4. As for “in a friendly manner”? If by friendly you mean you smile while you say it to me in front of several people in order to heighten the embarrassment for me; then, yes, I’ll give you “offered in a friendly manner”.
5. As for “offered in an oppositional one”? Do I even need to go there?
6. As for “the purpose. . .to improve the outcome”? Exactly what outcome are you aiming for? That I’ll be more, look more, act more like you? You’re just trying to help me you say? Stop. You’re not helping.


Dear Christian critic:

Can we cease the sharing of petty preferences and opinions whenever the notion strikes?

Please, for the sake of us all who are already wounded by the Enemy’s fiery darts and our own poor choices, can we let the cruel critic in all of us die.
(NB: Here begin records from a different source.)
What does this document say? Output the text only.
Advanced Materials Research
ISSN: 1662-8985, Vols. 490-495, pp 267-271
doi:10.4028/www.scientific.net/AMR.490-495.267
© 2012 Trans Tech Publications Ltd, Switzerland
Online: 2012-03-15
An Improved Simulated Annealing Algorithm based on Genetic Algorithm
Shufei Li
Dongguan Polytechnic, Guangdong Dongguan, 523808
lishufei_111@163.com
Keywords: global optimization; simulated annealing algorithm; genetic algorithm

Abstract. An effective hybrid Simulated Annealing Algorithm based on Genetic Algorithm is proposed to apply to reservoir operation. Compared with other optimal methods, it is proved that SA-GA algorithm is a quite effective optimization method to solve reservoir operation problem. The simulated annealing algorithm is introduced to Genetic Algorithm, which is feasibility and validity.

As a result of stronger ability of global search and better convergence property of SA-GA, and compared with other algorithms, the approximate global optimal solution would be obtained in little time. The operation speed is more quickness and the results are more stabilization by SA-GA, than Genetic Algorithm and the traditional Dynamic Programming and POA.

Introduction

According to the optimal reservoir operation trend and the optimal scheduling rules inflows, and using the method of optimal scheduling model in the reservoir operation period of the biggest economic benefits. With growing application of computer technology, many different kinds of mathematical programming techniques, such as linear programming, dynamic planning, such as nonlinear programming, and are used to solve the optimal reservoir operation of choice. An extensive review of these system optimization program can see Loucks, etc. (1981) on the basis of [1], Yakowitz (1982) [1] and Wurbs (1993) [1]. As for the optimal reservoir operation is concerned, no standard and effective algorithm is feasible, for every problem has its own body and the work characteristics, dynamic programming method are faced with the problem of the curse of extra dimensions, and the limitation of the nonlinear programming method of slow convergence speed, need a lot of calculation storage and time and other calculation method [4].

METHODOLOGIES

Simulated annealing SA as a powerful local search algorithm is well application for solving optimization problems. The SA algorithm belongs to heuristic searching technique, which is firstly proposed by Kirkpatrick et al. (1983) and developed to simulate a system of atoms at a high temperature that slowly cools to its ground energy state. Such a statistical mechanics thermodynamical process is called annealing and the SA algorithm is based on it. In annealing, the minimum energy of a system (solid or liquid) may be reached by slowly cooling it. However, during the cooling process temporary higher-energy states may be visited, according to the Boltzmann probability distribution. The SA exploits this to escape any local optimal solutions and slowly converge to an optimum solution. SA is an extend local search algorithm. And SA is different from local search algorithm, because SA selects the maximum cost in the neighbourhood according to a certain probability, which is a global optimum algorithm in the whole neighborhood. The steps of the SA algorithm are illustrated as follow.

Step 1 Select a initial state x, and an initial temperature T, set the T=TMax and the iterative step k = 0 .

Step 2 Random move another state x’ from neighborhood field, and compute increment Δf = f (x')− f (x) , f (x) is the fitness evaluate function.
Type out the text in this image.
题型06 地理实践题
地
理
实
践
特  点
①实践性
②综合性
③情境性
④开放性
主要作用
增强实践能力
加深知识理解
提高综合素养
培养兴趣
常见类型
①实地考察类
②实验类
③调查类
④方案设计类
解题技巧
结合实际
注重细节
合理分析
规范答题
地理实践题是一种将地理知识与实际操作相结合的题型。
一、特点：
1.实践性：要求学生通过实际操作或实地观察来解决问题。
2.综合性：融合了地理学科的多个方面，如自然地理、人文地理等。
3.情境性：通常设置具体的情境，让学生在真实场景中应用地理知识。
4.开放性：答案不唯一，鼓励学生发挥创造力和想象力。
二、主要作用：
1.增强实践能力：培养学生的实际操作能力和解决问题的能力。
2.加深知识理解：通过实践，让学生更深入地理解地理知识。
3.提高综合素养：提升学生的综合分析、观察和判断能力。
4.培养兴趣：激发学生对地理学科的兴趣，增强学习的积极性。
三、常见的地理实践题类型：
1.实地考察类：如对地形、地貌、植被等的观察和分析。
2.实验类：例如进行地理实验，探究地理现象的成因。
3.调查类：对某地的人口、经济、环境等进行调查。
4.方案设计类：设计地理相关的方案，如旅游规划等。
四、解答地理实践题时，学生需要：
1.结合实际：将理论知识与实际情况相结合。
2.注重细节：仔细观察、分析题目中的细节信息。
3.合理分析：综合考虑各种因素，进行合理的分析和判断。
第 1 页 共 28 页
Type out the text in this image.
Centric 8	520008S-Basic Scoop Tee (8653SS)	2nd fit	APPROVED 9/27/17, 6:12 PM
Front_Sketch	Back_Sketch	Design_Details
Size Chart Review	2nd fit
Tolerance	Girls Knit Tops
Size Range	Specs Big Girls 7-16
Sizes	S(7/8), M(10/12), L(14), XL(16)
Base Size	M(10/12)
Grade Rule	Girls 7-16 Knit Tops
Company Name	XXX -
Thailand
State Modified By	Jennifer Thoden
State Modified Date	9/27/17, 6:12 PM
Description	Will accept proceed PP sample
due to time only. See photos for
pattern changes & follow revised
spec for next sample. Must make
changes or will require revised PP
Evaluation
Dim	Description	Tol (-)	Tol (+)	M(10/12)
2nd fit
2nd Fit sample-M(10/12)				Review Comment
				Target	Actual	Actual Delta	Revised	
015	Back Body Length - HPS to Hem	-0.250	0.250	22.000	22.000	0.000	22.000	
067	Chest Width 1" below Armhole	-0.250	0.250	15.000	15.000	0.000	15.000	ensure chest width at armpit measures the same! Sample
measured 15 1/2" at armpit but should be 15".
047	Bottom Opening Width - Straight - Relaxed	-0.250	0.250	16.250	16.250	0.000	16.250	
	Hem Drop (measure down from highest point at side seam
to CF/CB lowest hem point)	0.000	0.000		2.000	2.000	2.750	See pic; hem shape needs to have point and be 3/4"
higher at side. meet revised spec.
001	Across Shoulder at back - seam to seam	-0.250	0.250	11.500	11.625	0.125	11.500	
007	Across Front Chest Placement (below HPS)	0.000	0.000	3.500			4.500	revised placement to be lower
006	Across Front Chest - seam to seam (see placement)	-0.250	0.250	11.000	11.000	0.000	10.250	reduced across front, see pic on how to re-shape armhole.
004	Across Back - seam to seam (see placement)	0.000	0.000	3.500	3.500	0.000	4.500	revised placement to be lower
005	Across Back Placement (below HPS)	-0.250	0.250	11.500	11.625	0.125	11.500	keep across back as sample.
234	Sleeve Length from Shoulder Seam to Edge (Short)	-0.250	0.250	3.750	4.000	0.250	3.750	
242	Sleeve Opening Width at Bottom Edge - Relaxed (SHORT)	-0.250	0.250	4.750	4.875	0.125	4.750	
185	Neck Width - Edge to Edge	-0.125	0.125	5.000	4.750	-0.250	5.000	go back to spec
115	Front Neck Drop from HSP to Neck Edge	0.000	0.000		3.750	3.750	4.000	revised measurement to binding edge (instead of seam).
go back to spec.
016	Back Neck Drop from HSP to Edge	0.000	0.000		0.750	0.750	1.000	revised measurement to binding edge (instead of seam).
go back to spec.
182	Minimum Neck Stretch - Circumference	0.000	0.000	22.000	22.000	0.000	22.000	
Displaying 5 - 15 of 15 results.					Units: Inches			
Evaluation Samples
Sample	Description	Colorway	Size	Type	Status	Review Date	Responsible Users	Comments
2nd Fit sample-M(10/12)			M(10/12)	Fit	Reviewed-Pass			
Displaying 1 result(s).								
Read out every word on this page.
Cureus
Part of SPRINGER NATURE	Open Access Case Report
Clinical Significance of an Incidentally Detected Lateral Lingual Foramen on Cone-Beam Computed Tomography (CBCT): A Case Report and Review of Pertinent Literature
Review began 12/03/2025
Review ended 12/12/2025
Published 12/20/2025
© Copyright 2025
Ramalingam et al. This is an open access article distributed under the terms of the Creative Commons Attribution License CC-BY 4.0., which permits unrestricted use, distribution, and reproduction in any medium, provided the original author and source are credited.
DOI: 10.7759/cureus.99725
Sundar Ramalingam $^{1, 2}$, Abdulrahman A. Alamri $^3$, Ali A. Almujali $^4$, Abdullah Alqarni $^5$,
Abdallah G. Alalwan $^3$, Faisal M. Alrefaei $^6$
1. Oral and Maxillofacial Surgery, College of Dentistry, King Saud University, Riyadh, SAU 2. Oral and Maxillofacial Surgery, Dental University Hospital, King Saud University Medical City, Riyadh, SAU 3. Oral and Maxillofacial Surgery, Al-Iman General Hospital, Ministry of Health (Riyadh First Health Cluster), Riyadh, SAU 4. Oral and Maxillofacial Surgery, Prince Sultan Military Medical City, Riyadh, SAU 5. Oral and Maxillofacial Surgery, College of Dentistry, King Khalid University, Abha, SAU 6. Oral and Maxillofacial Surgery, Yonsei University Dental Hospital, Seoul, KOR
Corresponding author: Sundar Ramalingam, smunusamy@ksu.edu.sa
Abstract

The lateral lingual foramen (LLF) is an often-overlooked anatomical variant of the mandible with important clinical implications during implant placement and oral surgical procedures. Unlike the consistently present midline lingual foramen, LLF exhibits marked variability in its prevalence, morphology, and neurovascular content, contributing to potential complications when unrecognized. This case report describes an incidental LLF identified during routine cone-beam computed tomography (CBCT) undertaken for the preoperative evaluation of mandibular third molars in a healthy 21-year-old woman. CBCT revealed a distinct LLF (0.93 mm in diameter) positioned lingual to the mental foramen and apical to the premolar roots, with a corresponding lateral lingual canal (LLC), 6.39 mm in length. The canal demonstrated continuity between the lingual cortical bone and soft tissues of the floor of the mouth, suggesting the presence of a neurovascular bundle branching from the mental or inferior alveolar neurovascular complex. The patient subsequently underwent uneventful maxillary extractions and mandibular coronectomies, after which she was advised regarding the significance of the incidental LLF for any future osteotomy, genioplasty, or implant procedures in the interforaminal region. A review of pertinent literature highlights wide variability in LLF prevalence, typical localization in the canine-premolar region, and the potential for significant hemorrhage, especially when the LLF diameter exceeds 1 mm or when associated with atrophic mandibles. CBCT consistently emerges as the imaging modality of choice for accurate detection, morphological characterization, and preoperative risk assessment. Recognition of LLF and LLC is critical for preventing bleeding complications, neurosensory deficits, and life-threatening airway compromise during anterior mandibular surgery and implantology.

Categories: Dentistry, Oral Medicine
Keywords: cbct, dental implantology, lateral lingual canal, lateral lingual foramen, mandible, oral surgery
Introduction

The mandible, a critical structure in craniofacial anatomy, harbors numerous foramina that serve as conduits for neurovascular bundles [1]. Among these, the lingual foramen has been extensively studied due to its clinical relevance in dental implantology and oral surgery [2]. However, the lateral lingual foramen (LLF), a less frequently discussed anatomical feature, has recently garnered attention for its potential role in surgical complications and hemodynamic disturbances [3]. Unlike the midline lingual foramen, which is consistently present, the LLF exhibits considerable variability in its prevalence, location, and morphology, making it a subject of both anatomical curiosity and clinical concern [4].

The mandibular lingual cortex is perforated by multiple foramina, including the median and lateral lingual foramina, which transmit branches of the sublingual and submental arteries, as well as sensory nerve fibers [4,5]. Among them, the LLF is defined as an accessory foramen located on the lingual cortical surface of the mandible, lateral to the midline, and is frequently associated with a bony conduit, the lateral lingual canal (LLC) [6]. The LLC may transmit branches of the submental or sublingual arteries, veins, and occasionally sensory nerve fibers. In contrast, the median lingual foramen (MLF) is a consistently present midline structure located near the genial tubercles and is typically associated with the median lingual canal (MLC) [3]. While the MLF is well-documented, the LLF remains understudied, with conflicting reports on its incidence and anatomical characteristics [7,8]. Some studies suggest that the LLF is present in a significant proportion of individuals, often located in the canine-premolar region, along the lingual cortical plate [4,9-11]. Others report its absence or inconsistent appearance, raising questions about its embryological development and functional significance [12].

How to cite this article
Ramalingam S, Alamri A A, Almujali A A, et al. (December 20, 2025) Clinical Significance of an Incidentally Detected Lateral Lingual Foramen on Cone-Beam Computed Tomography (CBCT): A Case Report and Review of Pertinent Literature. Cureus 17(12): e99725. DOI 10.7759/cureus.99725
Tweet this

This kind of unnecessary, petty  judgment passing does nothing—-NOTHING—-to benefit the Body of Christ and hurts the work of the kingdom of God.

I cannot for the life of me imagine or find anywhere in Scripture, where Jesus ever engaged in such trivial matters. He was always, always concerned with the heart of each individual He encountered. He was daily leaning in to build up, raise up, and call up disciples. Should we be or do any less?

Christ came that we might have life and have it more abundantly (John 10:10) He is our Way to an abundant life and He is our example of how to live with one another in the blessed love of Father God.

Our fleshly selves are likely, at any given moment, to be too much or not enough of something. But as we daily walk in the Spirit, we are perfect (complete) in Christ. We can accept that we and others are not all that we will be one day when we see Jesus face to face. So let us leave the work of transformation to the Only One Who is capable of changing us. And if and when He invites us into the process with Him, may our words and thoughts be “loving, joyful, peaceful, patient, kind, good, faithful, gentle and self-controlled” (Galatians 5:22-23).

So tell me. Go ahead and tell me. I can hear you loud and clear.

But my heart is listening, Listening, LISTENING to the One who rejoices over me with singing. (Zephaniah 3:17). I am held by God in His righteous right hand (Isaiah 41:10). I am loved by the Christ who died for me even while I was yet a sinner and because I was hopeless apart from Him. Yep. He’s the One I’m listening to. His words are life to me and nothing can ever separate me from Him.

So I’ll keep singing His praises too loudly and talking too much about this one, wonderful life I have in Christ. I’ll keep hugging too much and crying too easily and loving and forgiving and forgetting. And I’ll outwardly adorn myself to the glory of God.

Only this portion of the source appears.